Tatsache ist, dass dieses Kraftwerk schon schon seit 1956 existiert, seit Jahren aber nicht in Betrieb ist. Die Aggerkraftwerke haben es jüngst erworben, nachdem die AggerEnergie einen Kauf abgelehnt hatten. Vom RWE errichtet, war es der vierte Eigentümerwechsel. Damit die Anlage in Betrieb gehen kann, muss zunächst eine Fischtreppe gebaut werden, die zu 50% vom Staat finanziert wird, die andere Hälfte wird über den Mitgliedsbeitrag des Betreibers beim Aggerverband finanziert. Der Bau der Fischtreppe hat noch nicht begonnen. Die Anlage Osberghausen kann mithin nicht, wie angekündigt, im Juni in Betrieb gehen.

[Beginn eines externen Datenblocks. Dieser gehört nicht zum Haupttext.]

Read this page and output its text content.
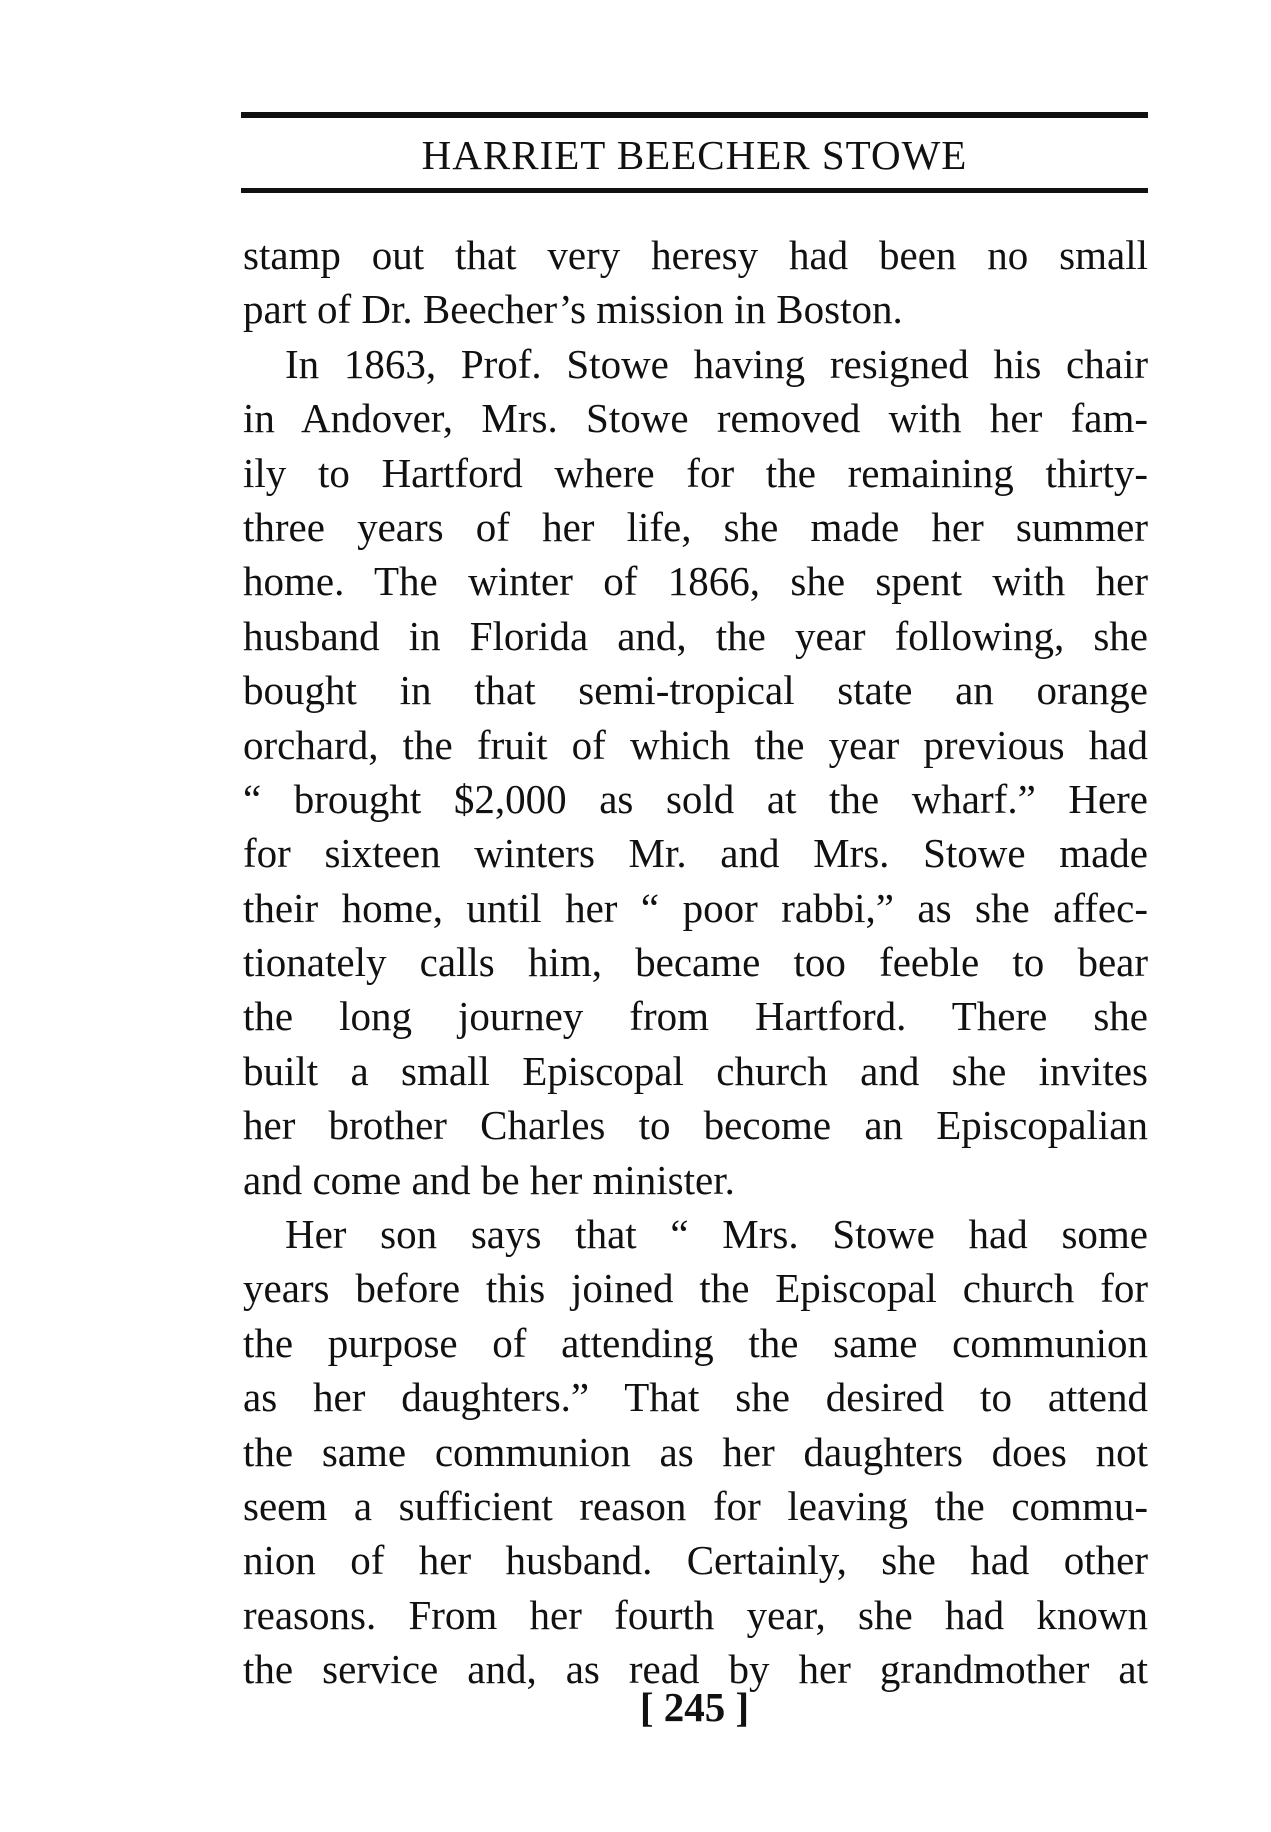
HARRIET BEECHER STOWE
stamp out that very heresy had been no small
part of Dr. Beecher’s mission in Boston.
In 1863, Prof. Stowe having resigned his chair
in Andover, Mrs. Stowe removed with her fam-
ily to Hartford where for the remaining thirty-
three years of her life, she made her summer
home. The winter of 1866, she spent with her
husband in Florida and, the year following, she
bought in that semi-tropical state an orange
orchard, the fruit of which the year previous had
“ brought $2,000 as sold at the wharf.” Here
for sixteen winters Mr. and Mrs. Stowe made
their home, until her “ poor rabbi,” as she affec-
tionately calls him, became too feeble to bear
the long journey from Hartford. There she
built a small Episcopal church and she invites
her brother Charles to become an Episcopalian
and come and be her minister.
Her son says that “ Mrs. Stowe had some
years before this joined the Episcopal church for
the purpose of attending the same communion
as her daughters.” That she desired to attend
the same communion as her daughters does not
seem a sufficient reason for leaving the commu-
nion of her husband. Certainly, she had other
reasons. From her fourth year, she had known
the service and, as read by her grandmother at
[ 245 ]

Für die Anlagen Ohl-Grünscheid, die auf Grund einer Verfügung der Oberen Wasserbehörde ihren Betrieb wegen Gefahr im Verzug einstellen musste, sowie die Anlagen Ehreshoven I und Ehreshoven II kündigen die Aggerkraftwerke Investitionen von 6 Millionen Euro an. Dieses sollen den Austausch des maroden Segmentschützes des Wehrs Ohl-Grünscheid sowie Investitionen jeweils eines Maschinensatzes (Turbine und Generator) und die komplette Steuerung der Anlagen umfassen.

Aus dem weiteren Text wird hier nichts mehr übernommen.